Scientology's Anti-Drug Program Infiltrates NYC Public Schools

Gothamist/January 28, 2015

By Ben Yakas

A Scientology-related anti-drug program has been giving presentations at dozens of NYC public schools in recent years. DNAInfo reports that The Foundation for a Drug Free World, which was founded in 2006 by the Church of Scientology, has visited at least 30 public schools last year, offering free anti-drug programs to elementary, middle and high school students.

According to the news site:

The Foundation's materials claim cocaine use leads to murder and suicide and that heroin use causes spontaneous abortions in women — claims not endorsed or are widely rejected by doctors.

The group's Facebook page shows them speaking to packed houses at schools such as P.S. 111 in Manhattan, J.H.S. 14 in Brooklyn and Bronx Regional High School. The group also posted a flier on Department of Education letterhead advertising an April 30 event at P.S.226. The group works with NYPD's youth programs as well, according to its Facebook page and conducted trainings for school officers.

The Church of Scientology said in a statement, "The Church of Scientology and Scientologists sponsor the Truth About Drugs program, one of the world’s largest non-governmental drug education and prevention initiatives. We are proud of the work done by the program’s staff and volunteers in New York and around the world."

Today we spoke with Rick Ross, an internationally known expert regarding controversial groups and movements who manages a cult information website. Ross noted that the Church has spun off multiple other programs in addition to this Foundation, such as Narconon, Applied Scholastics, and Criminon—and they all have similar goals and functions.

"When they spin out a program, what it boils down to is a recruitment effort for the Church of Scientology," Ross told us. "Because ultimately, what many people who have become involved in these ancillary programs have said is, all roads lead to Rome. Eventually you're going to become involved in Scientology, because whatever the program is, it's based on the writings, teachings and ideas of L Ron Hubbard."

Ross, who wrote a book about cults including a chapter on Scientology, noted that this infiltration of public schools has previously happened in California with Narconon: "They went to the Californian public school system and said, 'We want to do a Say No To Drugs program in public schools,'" Ross explained. "California said okay, but religion cannot be supported or facilitated by public school system. They said, 'we're separate, we're different, we're not Scientology.'"

"California was duped," he continued. "They got complaints from families who said, 'my kid is terrified that they've ingested toxins and drugs.' They were led to believe that these things were in the fatty tissue of their bodies indefinitely, and at any given time could be released.
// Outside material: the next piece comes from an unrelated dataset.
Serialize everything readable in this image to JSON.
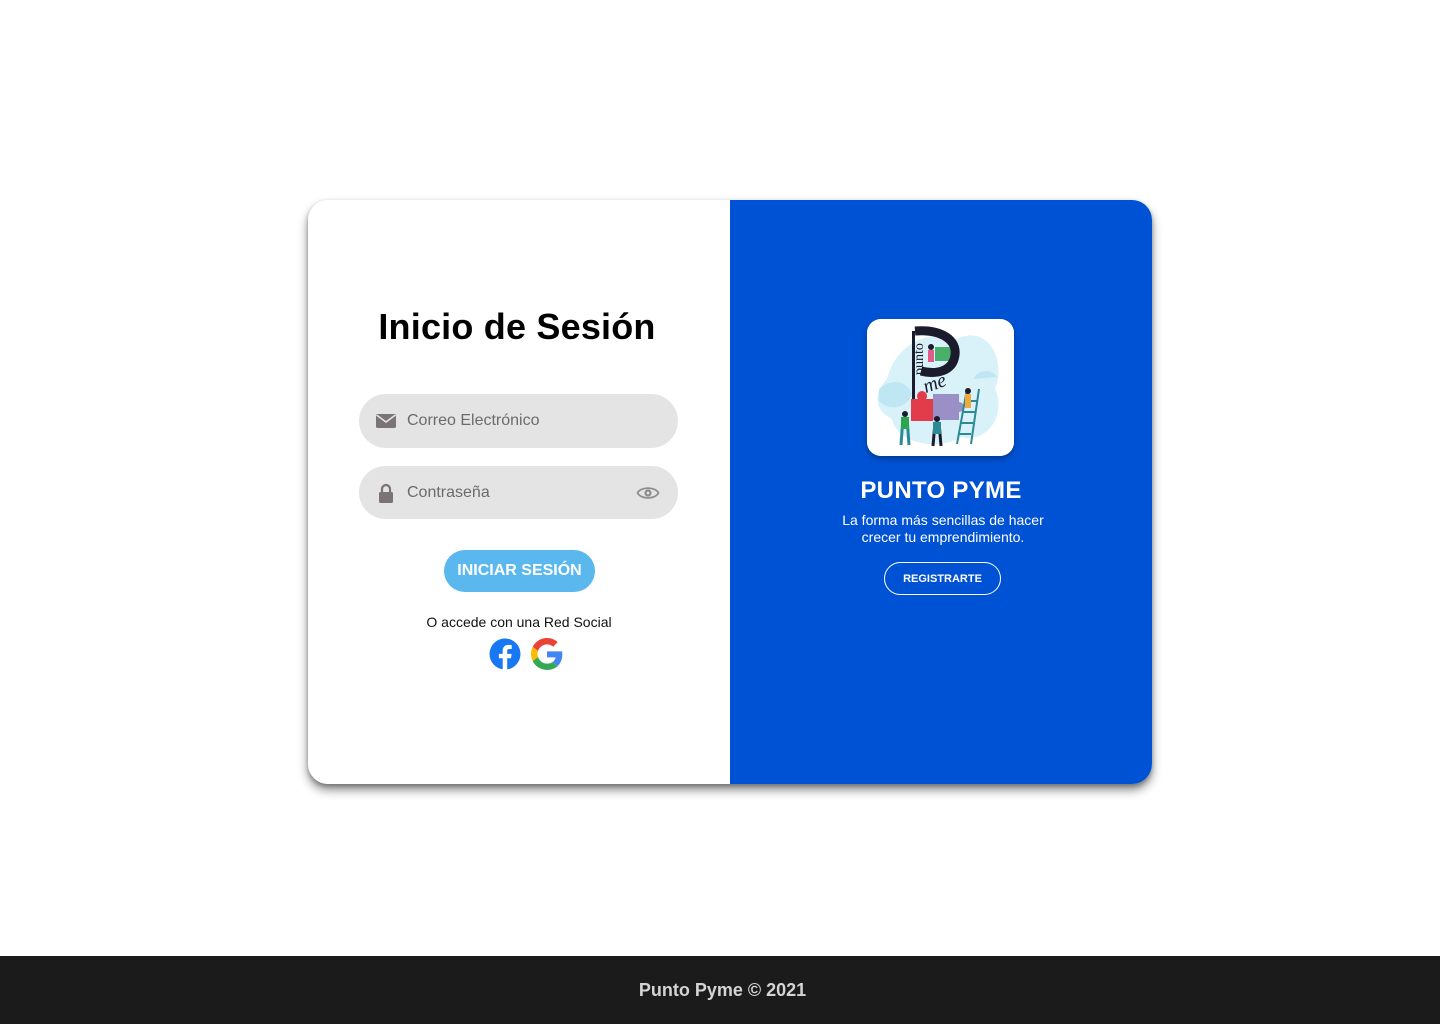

They were very, very frightened. All these scientifically incorrect things. So California purged them from the system."

DNAInfo adds that Meghan Fialkoff, the Northeast Executive Director of Foundation for a Drug Free World, told an NYPD Midtown North Precinct community council meeting on Jan. 20th that her program "fills a gap caused by Bloomberg-era budget cuts that slashed the number of substance abuse counselors in the city’s public schools."

Ross is dubious about all this: "I'm sure there are parts of the Drug Free World program that are generally good—encouraging people not to abuse their bodies or break the law—but the question is, what else do they teach?" he said. "The answer is, eventually, it becomes L. Ron Hubbard and the promotion of his ideas. A spoonful of sugar helps the medicine go down. It's a stealth project in that sense."

"They sell it on the basis of this general purpose, but inside that capsule that they're trying to get you to swallow is also Scientology."

The DOE has denied any official partnership or contracts with the group. A source said that
individual school leaders can choose to partner with a wide range of community-based and external organizations "as long as it is for students’ educational benefit and does not violate any laws or Chancellor’s Regulations."